Computer scientists at the University of Oulu are hard at work developing a new type of robot capable of recognising and responding to people’s facial expressions, gestures, and speech – to create a system able to handle anything from home help to acting as a museum guide.
We have already seen the arrival of things like automatic lawn mowers and vacuum cleaners, but the aim of the team at the University of Oulu is much more ambitious: to take affective human-robot interaction a major step forward. Their goal is to develop a robot that is capable of interpreting people’s spontaneous expressions, gestures, and speech to register basic human emotions such as sadness, fear, anger, excitement, and amazement – and respond accordingly.
No small challenge, as people can often find it difficult to tell what mood those around them are in, but the project is drawing on some of the latest advances in areas such as speech animation, navigation, and machine vision – an area in which the University of Oulu is particularly strong through its work on things like Local Binary Patterns.

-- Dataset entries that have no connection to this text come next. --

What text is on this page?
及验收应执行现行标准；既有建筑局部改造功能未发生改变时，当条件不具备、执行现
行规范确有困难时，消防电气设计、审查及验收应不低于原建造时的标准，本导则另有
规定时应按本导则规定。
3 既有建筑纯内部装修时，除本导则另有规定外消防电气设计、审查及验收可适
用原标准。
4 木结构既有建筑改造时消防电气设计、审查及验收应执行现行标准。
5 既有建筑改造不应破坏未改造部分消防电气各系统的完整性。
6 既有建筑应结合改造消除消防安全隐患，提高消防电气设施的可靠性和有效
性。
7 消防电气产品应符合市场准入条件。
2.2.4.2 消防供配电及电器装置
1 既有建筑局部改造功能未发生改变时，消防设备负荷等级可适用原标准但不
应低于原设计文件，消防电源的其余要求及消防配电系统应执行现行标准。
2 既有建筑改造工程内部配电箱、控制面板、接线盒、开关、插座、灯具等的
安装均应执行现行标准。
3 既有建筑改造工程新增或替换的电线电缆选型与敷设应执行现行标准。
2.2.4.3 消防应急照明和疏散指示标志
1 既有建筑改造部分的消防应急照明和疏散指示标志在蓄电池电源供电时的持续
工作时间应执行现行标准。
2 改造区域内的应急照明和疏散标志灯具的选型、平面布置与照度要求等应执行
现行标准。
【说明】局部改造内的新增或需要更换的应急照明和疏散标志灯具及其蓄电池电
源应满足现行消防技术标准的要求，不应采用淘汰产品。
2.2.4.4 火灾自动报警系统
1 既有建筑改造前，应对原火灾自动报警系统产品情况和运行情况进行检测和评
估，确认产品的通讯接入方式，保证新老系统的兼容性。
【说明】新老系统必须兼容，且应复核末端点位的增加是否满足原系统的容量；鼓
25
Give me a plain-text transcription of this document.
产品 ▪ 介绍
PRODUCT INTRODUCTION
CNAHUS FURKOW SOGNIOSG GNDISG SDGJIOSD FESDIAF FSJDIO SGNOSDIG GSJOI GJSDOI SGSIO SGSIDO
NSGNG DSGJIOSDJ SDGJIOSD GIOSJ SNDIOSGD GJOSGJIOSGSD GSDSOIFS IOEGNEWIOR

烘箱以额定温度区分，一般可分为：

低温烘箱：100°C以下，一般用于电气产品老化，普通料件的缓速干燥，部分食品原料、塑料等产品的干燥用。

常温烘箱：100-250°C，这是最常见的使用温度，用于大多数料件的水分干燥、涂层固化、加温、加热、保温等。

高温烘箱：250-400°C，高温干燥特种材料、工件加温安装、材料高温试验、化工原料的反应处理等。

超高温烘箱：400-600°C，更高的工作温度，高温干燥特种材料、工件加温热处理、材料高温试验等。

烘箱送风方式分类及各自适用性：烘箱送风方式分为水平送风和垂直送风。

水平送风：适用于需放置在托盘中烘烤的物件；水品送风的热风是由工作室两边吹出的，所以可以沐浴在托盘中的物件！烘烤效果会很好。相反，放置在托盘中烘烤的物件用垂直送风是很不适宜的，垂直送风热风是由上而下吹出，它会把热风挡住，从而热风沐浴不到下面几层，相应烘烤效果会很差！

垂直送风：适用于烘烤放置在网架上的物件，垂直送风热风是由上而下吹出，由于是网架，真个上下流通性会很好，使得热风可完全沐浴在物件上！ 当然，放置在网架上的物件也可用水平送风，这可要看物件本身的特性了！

|The aim of the project at the University of Oulu is to achieve a significantly higher level of human-robot interaction than has been achieved before. Photo: Jukka Kontinen.
The aim is to achieve a level of interaction that resembles human interaction as closely as possible, opening up the potential for new types of robots that could be used in everything from care for the elderly to security and logistics, not to mention market research, for observing how people react to different types of advertisements or TV programmes.
Given the scale of the challenge, even the most optimistic members of the team expect to see the results of their work only fully enter the commercial or consumer marketplace in 10 years’ time at the earliest – despite the fact that some of their research has immediate commercial potential.
Work is currently focusing on coordinating the prototype robot’s observational (visual and aural) capabilities with its navigational ones to provide intelligent mobility, and matching this with the ability to recognise the volume, direction, and content of what people say to synthesise speech and lip movement.
The system is being designed to recognise different people and remember previous interactions with them, and compare new data that it receives to preprogramed emotional and interaction models to generate appropriate sound and movement. Data contained in the robot’s internal database is supplemented on the fly with additional information from the Internet to fine-tune responses.